As I’ve studied the Bible, I’ve learned that God always answers every prayer, though not every answer is yes. Of course, He sometimes does say yes in short order, and the provision is undeniably clear. But sometimes He must say no, and sometimes we don’t see an answer right away, which means He’s telling us to wait. If we accept Romans 8.28 – “that God works all things together for the good of those who love Him” – we can eventually understand the necessity of the no and wait answers even if we wish things could be different.
If we’re doing our job as parents, we’ll seek to communicate with our kids as He does. That means we must discern which answer – yes, no, or wait – to provide in various situations, and our motivation in every case must be for our kids’ ultimate good.

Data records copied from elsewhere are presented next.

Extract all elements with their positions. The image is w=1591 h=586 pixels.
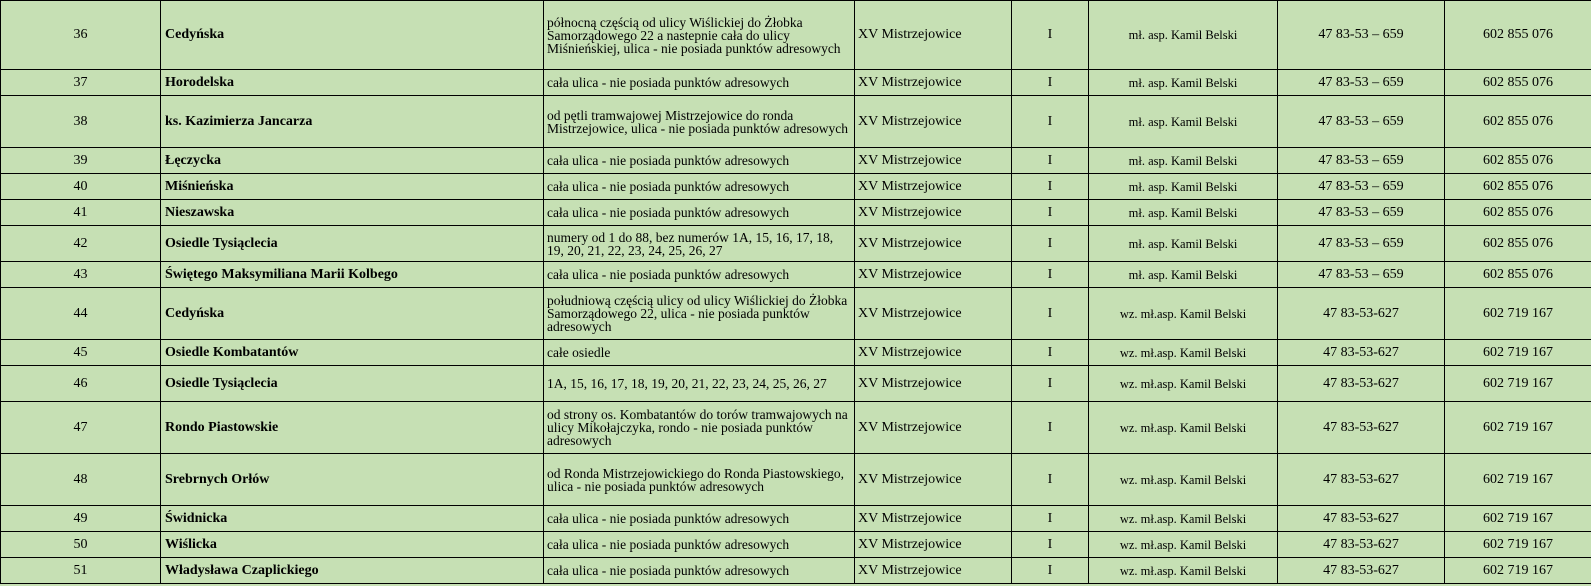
officer-name: mł. asp. Kamil Belski xyxy=(1089,148,1278,174)
street-name: Świętego Maksymiliana Marii Kolbego xyxy=(161,262,544,288)
phone-mobile: 602 855 076 xyxy=(1445,200,1591,226)
row-number: 44 xyxy=(1,288,161,340)
street-name: ks. Kazimierza Jancarza xyxy=(161,96,544,148)
table-row xyxy=(1,558,1591,584)
street-description: 1A, 15, 16, 17, 18, 19, 20, 21, 22, 23, 24, 25, 26, 27 xyxy=(544,366,855,402)
street-description: cała ulica - nie posiada punktów adresowych xyxy=(544,558,855,584)
street-description: cała ulica - nie posiada punktów adresowych xyxy=(544,174,855,200)
phone-mobile: 602 855 076 xyxy=(1445,1,1591,70)
officer-name: mł. asp. Kamil Belski xyxy=(1089,262,1278,288)
street-name: Łęczycka xyxy=(161,148,544,174)
row-number: 42 xyxy=(1,226,161,262)
table-row xyxy=(1,532,1591,558)
district-name: XV Mistrzejowice xyxy=(855,402,1012,454)
phone-landline: 47 83-53-627 xyxy=(1278,454,1445,506)
sector-number: I xyxy=(1012,174,1089,200)
table-row xyxy=(1,262,1591,288)
row-number: 38 xyxy=(1,96,161,148)
street-name: Władysława Czaplickiego xyxy=(161,558,544,584)
row-number: 45 xyxy=(1,340,161,366)
row-number: 51 xyxy=(1,558,161,584)
table-row xyxy=(1,70,1591,96)
sector-number: I xyxy=(1012,96,1089,148)
sector-number: I xyxy=(1012,226,1089,262)
phone-landline: 47 83-53 – 659 xyxy=(1278,148,1445,174)
sector-number: I xyxy=(1012,200,1089,226)
street-description: numery od 1 do 88, bez numerów 1A, 15, 16, 17, 18, 19, 20, 21, 22, 23, 24, 25, 26, 27 xyxy=(544,226,855,262)
sector-number: I xyxy=(1012,1,1089,70)
table-row xyxy=(1,174,1591,200)
street-name: Świdnicka xyxy=(161,506,544,532)
officer-name: mł. asp. Kamil Belski xyxy=(1089,200,1278,226)
street-name: Osiedle Kombatantów xyxy=(161,340,544,366)
sector-number: I xyxy=(1012,402,1089,454)
street-description: od Ronda Mistrzejowickiego do Ronda Piastowskiego, ulica - nie posiada punktów adresowych xyxy=(544,454,855,506)
phone-mobile: 602 719 167 xyxy=(1445,402,1591,454)
street-description: od pętli tramwajowej Mistrzejowice do ronda Mistrzejowice, ulica - nie posiada punktów adresowych xyxy=(544,96,855,148)
street-description: cała ulica - nie posiada punktów adresowych xyxy=(544,148,855,174)
phone-mobile: 602 855 076 xyxy=(1445,148,1591,174)
phone-landline: 47 83-53-627 xyxy=(1278,558,1445,584)
table-row xyxy=(1,402,1591,454)
street-description: cała ulica - nie posiada punktów adresowych xyxy=(544,70,855,96)
phone-landline: 47 83-53-627 xyxy=(1278,402,1445,454)
table-row xyxy=(1,366,1591,402)
phone-landline: 47 83-53 – 659 xyxy=(1278,174,1445,200)
row-number: 50 xyxy=(1,532,161,558)
phone-landline: 47 83-53 – 659 xyxy=(1278,200,1445,226)
row-number: 40 xyxy=(1,174,161,200)
table-row xyxy=(1,96,1591,148)
street-name: Wiślicka xyxy=(161,532,544,558)
phone-mobile: 602 719 167 xyxy=(1445,506,1591,532)
phone-mobile: 602 855 076 xyxy=(1445,96,1591,148)
street-name: Cedyńska xyxy=(161,1,544,70)
row-number: 47 xyxy=(1,402,161,454)
sector-number: I xyxy=(1012,558,1089,584)
phone-landline: 47 83-53-627 xyxy=(1278,532,1445,558)
district-name: XV Mistrzejowice xyxy=(855,288,1012,340)
officer-name: wz. mł.asp. Kamil Belski xyxy=(1089,288,1278,340)
phone-mobile: 602 855 076 xyxy=(1445,174,1591,200)
phone-landline: 47 83-53 – 659 xyxy=(1278,70,1445,96)
officer-name: mł. asp. Kamil Belski xyxy=(1089,96,1278,148)
sector-number: I xyxy=(1012,506,1089,532)
phone-mobile: 602 855 076 xyxy=(1445,262,1591,288)
phone-mobile: 602 855 076 xyxy=(1445,70,1591,96)
officer-name: wz. mł.asp. Kamil Belski xyxy=(1089,454,1278,506)
street-description: całe osiedle xyxy=(544,340,855,366)
street-name: Cedyńska xyxy=(161,288,544,340)
phone-landline: 47 83-53-627 xyxy=(1278,288,1445,340)
street-name: Srebrnych Orłów xyxy=(161,454,544,506)
officer-name: wz. mł.asp. Kamil Belski xyxy=(1089,402,1278,454)
district-name: XV Mistrzejowice xyxy=(855,174,1012,200)
table-row xyxy=(1,226,1591,262)
phone-landline: 47 83-53 – 659 xyxy=(1278,262,1445,288)
street-description: południową częścią ulicy od ulicy Wiślickiej do Żłobka Samorządowego 22, ulica - nie posiada punktów adresowych xyxy=(544,288,855,340)
phone-landline: 47 83-53 – 659 xyxy=(1278,226,1445,262)
street-description: cała ulica - nie posiada punktów adresowych xyxy=(544,200,855,226)
sector-number: I xyxy=(1012,288,1089,340)
district-name: XV Mistrzejowice xyxy=(855,454,1012,506)
phone-landline: 47 83-53 – 659 xyxy=(1278,96,1445,148)
district-name: XV Mistrzejowice xyxy=(855,96,1012,148)
row-number: 49 xyxy=(1,506,161,532)
district-name: XV Mistrzejowice xyxy=(855,70,1012,96)
phone-mobile: 602 719 167 xyxy=(1445,340,1591,366)
officer-name: wz. mł.asp. Kamil Belski xyxy=(1089,340,1278,366)
phone-mobile: 602 719 167 xyxy=(1445,532,1591,558)
row-number: 39 xyxy=(1,148,161,174)
district-name: XV Mistrzejowice xyxy=(855,148,1012,174)
sector-number: I xyxy=(1012,454,1089,506)
table-row xyxy=(1,148,1591,174)
row-number: 37 xyxy=(1,70,161,96)
table-row xyxy=(1,288,1591,340)
sector-number: I xyxy=(1012,532,1089,558)
district-name: XV Mistrzejowice xyxy=(855,1,1012,70)
street-description: północną częścią od ulicy Wiślickiej do Żłobka Samorządowego 22 a nastepnie cała do ulicy Miśnieńskiej, ulica - nie posiada punktów adresowych xyxy=(544,1,855,70)
phone-mobile: 602 719 167 xyxy=(1445,366,1591,402)
sector-number: I xyxy=(1012,262,1089,288)
officer-name: mł. asp. Kamil Belski xyxy=(1089,226,1278,262)
district-name: XV Mistrzejowice xyxy=(855,226,1012,262)
table-row xyxy=(1,340,1591,366)
officer-name: wz. mł.asp. Kamil Belski xyxy=(1089,366,1278,402)
street-name: Osiedle Tysiąclecia xyxy=(161,366,544,402)
street-name: Horodelska xyxy=(161,70,544,96)
phone-mobile: 602 855 076 xyxy=(1445,226,1591,262)
officer-name: mł. asp. Kamil Belski xyxy=(1089,70,1278,96)
district-name: XV Mistrzejowice xyxy=(855,506,1012,532)
phone-landline: 47 83-53 – 659 xyxy=(1278,1,1445,70)
row-number: 46 xyxy=(1,366,161,402)
row-number: 41 xyxy=(1,200,161,226)
sector-number: I xyxy=(1012,340,1089,366)
phone-landline: 47 83-53-627 xyxy=(1278,506,1445,532)
phone-mobile: 602 719 167 xyxy=(1445,558,1591,584)
sector-number: I xyxy=(1012,70,1089,96)
district-name: XV Mistrzejowice xyxy=(855,366,1012,402)
row-number: 36 xyxy=(1,1,161,70)
row-number: 48 xyxy=(1,454,161,506)
street-name: Osiedle Tysiąclecia xyxy=(161,226,544,262)
phone-mobile: 602 719 167 xyxy=(1445,454,1591,506)
table-row xyxy=(1,1,1591,70)
sector-number: I xyxy=(1012,148,1089,174)
table-row xyxy=(1,454,1591,506)
phone-landline: 47 83-53-627 xyxy=(1278,340,1445,366)
district-name: XV Mistrzejowice xyxy=(855,262,1012,288)
row-number: 43 xyxy=(1,262,161,288)
street-name: Nieszawska xyxy=(161,200,544,226)
district-name: XV Mistrzejowice xyxy=(855,340,1012,366)
street-description: cała ulica - nie posiada punktów adresowych xyxy=(544,262,855,288)
phone-mobile: 602 719 167 xyxy=(1445,288,1591,340)
street-description: cała ulica - nie posiada punktów adresowych xyxy=(544,532,855,558)
table-row xyxy=(1,506,1591,532)
table-row xyxy=(1,200,1591,226)
officer-name: mł. asp. Kamil Belski xyxy=(1089,1,1278,70)
street-description: cała ulica - nie posiada punktów adresowych xyxy=(544,506,855,532)
sector-number: I xyxy=(1012,366,1089,402)
officer-name: wz. mł.asp. Kamil Belski xyxy=(1089,532,1278,558)
district-name: XV Mistrzejowice xyxy=(855,558,1012,584)
officer-name: mł. asp. Kamil Belski xyxy=(1089,174,1278,200)
district-name: XV Mistrzejowice xyxy=(855,200,1012,226)
street-name: Rondo Piastowskie xyxy=(161,402,544,454)
officer-name: wz. mł.asp. Kamil Belski xyxy=(1089,506,1278,532)
street-name: Miśnieńska xyxy=(161,174,544,200)
phone-landline: 47 83-53-627 xyxy=(1278,366,1445,402)
officer-name: wz. mł.asp. Kamil Belski xyxy=(1089,558,1278,584)
district-name: XV Mistrzejowice xyxy=(855,532,1012,558)
street-description: od strony os. Kombatantów do torów tramwajowych na ulicy Mikołajczyka, rondo - nie posiada punktów adresowych xyxy=(544,402,855,454)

We can’t always say yes, because we must protect them from physical, emotional, or spiritual harm they may be unable to discern for themselves. But when we say no or wait, we must have a legitimate reason fueled by a desire to provide for their long-term well-being.
I recently found myself in a situation like this with one of my daughters. She was offered an unexpected babysitting job and desperately wanted me to say yes because she loves caring for children and had been told the family “really needed” a sitter right away. But we’d never met anyone in the family. I considered saying yes because my daughter’s been babysitting for several church friends for about a year, and I trust her abilities. But I didn’t have peace about allowing her to go, sight unseen, to a stranger’s home, and my husband agreed with my concerns. So we ultimately decided to wait – reserving the right to ultimately say no if necessary – until we could meet and vet the family.
My daughter was disappointed and frustrated. Just as when God must tell any of us no or wait, she didn’t fully understand our reasons and didn’t necessarily agree with us. I could have said, “No means no,” which is sometimes appropriate (if delivered in a loving tone) with a young child, and left it at that. But my daughter is a teen, so I felt she deserved to hear the logical reasons even though she (understandably) wanted to refute them. Then we used the situation as an opportunity to provide guidance and instruction by helping her create a resume as well as a list of questions to ask the family. She and I will meet with them soon and use our impressions – as well as their feelings about her appropriateness for their family’s needs – to decide on our final answer.
We can’t always say yes. Our kids won’t always be happy with our decisions. But if we keep the lines of communication open – if we explain and guide rather than simply mandate – our relationships with them will remain strong over time. Then they’ll be able to accept the no or wait – and they’ll eventually understand the reasons, too.